The achievement of meeting the Millennium Development Goal (MDG) for safe drinking water “shows that where there is a will, it is possible to truly transform the lives of hundreds of millions of people for the better,” Sanjay Wijesekera, chief of water, sanitation and hygiene for UNICEF, writes in the Guardian’s “Poverty Matters Blog.” “Even in sub-Saharan Africa, where progress towards achieving the target is off-track, 273 million additional people gained access to drinking water since 1990,” he writes, adding, “So, we should raise our hats to the governments, organizations, communities and individuals who put great effort and resources into making this happen.”

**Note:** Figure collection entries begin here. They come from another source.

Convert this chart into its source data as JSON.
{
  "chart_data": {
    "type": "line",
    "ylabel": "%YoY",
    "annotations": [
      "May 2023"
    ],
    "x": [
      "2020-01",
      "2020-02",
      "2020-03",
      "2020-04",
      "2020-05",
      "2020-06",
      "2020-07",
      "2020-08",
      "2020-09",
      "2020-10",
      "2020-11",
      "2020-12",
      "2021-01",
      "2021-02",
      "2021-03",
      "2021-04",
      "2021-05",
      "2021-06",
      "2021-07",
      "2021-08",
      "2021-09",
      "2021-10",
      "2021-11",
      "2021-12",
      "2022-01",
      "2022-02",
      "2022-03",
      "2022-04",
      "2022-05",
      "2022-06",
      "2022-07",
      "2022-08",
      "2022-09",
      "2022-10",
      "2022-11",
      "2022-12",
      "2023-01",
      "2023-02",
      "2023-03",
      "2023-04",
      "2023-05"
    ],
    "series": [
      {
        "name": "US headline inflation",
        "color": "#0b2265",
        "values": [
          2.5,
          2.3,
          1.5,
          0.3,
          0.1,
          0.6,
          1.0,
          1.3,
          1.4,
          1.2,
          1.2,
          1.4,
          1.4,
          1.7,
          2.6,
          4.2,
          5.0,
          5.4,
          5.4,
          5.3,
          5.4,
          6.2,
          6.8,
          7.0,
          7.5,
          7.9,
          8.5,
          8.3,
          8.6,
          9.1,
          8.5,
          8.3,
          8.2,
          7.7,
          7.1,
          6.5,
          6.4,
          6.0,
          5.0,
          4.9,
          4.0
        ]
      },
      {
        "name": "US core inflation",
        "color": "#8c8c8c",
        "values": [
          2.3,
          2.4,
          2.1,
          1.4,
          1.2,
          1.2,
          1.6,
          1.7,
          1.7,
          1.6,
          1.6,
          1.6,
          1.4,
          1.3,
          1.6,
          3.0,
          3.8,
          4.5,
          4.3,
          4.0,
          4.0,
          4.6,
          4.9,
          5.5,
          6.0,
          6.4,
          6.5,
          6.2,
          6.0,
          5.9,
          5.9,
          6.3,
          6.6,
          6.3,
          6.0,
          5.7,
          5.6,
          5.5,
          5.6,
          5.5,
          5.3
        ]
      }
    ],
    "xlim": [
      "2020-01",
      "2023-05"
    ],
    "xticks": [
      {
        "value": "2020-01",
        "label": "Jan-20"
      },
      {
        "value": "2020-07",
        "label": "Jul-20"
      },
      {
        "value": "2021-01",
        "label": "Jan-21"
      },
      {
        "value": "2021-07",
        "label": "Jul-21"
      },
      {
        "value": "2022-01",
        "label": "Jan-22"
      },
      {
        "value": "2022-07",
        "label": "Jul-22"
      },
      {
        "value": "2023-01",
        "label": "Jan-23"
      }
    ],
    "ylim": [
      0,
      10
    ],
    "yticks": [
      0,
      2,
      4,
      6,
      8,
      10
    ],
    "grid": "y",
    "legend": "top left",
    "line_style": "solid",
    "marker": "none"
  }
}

Al Jazeera examines maternal mortality worldwide, saying, “If the situation continues at its current rate, the world will not meet” the U.N. Millennium Development Goal “to reduce maternal mortality by 75 percent between 1990 and 2015.” Though the estimated number of women who die of maternal mortality has dropped from 546,000 in 1990 to 340,000 today, a woman’s lifetime risk of dying during or following pregnancy in developing countries “is still high at one in 31,” compared with one in 4,300 in developed countries, the news agency reports. “Attaining zero maternal death would require greater community involvement and commitment” and increased access to contraceptives and skilled birth attendants, according to experts, Al Jazeera notes (Arjunpuri, 3/19).